Sarebbe bastato chiedere chiarimenti ed io li avrei dati. Con lealtà e gratuitamente. Come faccio sempre. Così sarebbe stato possibile avere gli opportuni dettagli su alcune “improvvise” assenze.

Era il “nostro” organico, studiato da mesi, a cui avevo dovuto mettere mano, modificandolo, per il precipitare di situazioni giudiziarie gravissime che mi avevano consigliato massima prudenza. Organico che era figlio di scelte culturali, a suo tempo, fatte. Con sacrificio ed ore ed ore di conversazioni e di  confronto. Se avevo rinunciato, per avviare il Corso di Formazione alla Polis, ad una figura professionale, forse c’era un perché. Certamente l’ho fatto a che il Governo non ne avesse nocumento. Ripeto, se richiesto, avrei potuto fornire chiarimenti sulle decisioni prese. E non a cuor leggero. Per prima cosa, come sempre, facendo scelte protettive degli interessi superiori della Nazione. Protettive e lungimiranti. Come spesso – dicono – siano le mie scelte. Vediamo se mi ero sbagliato io o se chi ha fatto il passo inopportuno senza neanche consigliarsi. Con me che lo avevo a suo tempo fatte le scelte.

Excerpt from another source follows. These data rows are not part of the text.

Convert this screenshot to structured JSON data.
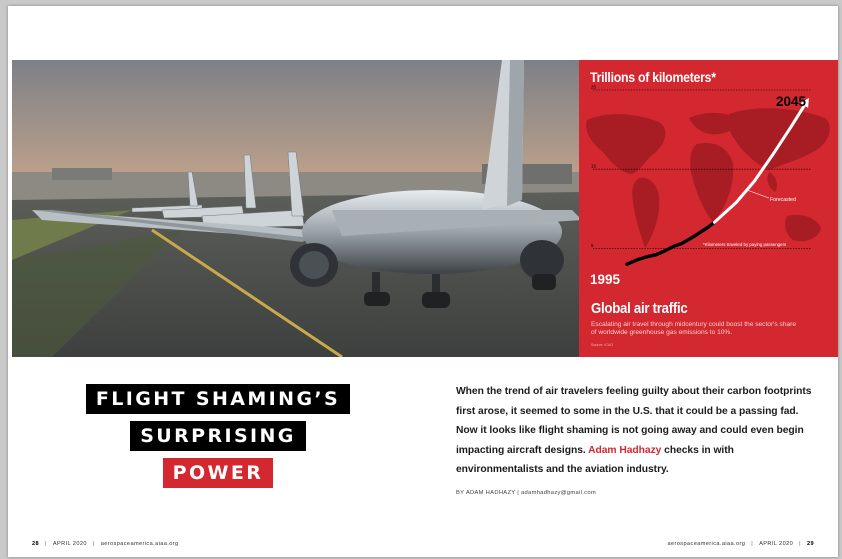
{
  "photo": {
    "subject": "airliners-queued-on-runway"
  },
  "chart": {
    "title": "Trillions of kilometers*",
    "start_label": "1995",
    "end_label": "2045",
    "forecasted_label": "Forecasted",
    "footnote": "*Kilometers traveled by paying passengers",
    "caption_title": "Global air traffic",
    "caption": "Escalating air travel through midcentury could boost the sector's share of worldwide greenhouse gas emissions to 10%.",
    "source": "Source: ICAO",
    "background_color": "#d3282f"
  },
  "chart_data": {
    "type": "line",
    "title": "Trillions of kilometers*",
    "x": [
      1995,
      1998,
      2001,
      2003,
      2005,
      2008,
      2010,
      2013,
      2015,
      2017,
      2019,
      2025,
      2030,
      2035,
      2040,
      2045
    ],
    "series": [
      {
        "name": "",
        "values": [
          3.0,
          3.6,
          4.0,
          4.2,
          4.6,
          5.3,
          5.6,
          6.4,
          7.0,
          7.6,
          8.3,
          10.8,
          13.5,
          16.8,
          20.3,
          24.0
        ]
      }
    ],
    "actual_end_index": 10,
    "yticks": [
      5,
      15,
      25
    ],
    "ylim": [
      0,
      25
    ],
    "xlim": [
      1995,
      2045
    ],
    "annotations": [
      "1995",
      "2045",
      "Forecasted",
      "*Kilometers traveled by paying passengers"
    ],
    "grid": true
  },
  "headline": {
    "line1": "FLIGHT SHAMING’S",
    "line2": "SURPRISING",
    "line3": "POWER"
  },
  "deck": {
    "text_before": "When the trend of air travelers feeling guilty about their carbon footprints first arose, it seemed to some in the U.S. that it could be a passing fad. Now it looks like flight shaming is not going away and could even begin impacting aircraft designs. ",
    "author": "Adam Hadhazy",
    "text_after": " checks in with environmentalists and the aviation industry."
  },
  "byline": "BY ADAM HADHAZY | adamhadhazy@gmail.com",
  "footer": {
    "left_page": "28",
    "left_date": "APRIL 2020",
    "left_site": "aerospaceamerica.aiaa.org",
    "right_site": "aerospaceamerica.aiaa.org",
    "right_date": "APRIL 2020",
    "right_page": "29"
  }
}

Io, con sofferenza, mi taglio un braccio e qualcuno, passa e lo raccoglie? Ma dove siamo arrivati? Soprattutto alla luce dei troppi errori fino ad oggi commessi. Comunque, sono imbarazzato per quanto accaduto, in modo oscuro e senza farmi cenno. Oscuro non vuol dire losco o illecito (il signor sottosegretario poteva fare come ha fatto) ma, inopportuno, certamente si. Soprattutto ora che sarò costretto a chiarire perché non avevo potuto usufruire della collaborazione di chi adesso è, viceversa, pubblicamente, suo collaboratore. Ma forse sono io che esagero considerando delicate alcune situazioni civili-militari. Di cui ormai, è evidente, a nessuno interessa un cazzo di niente.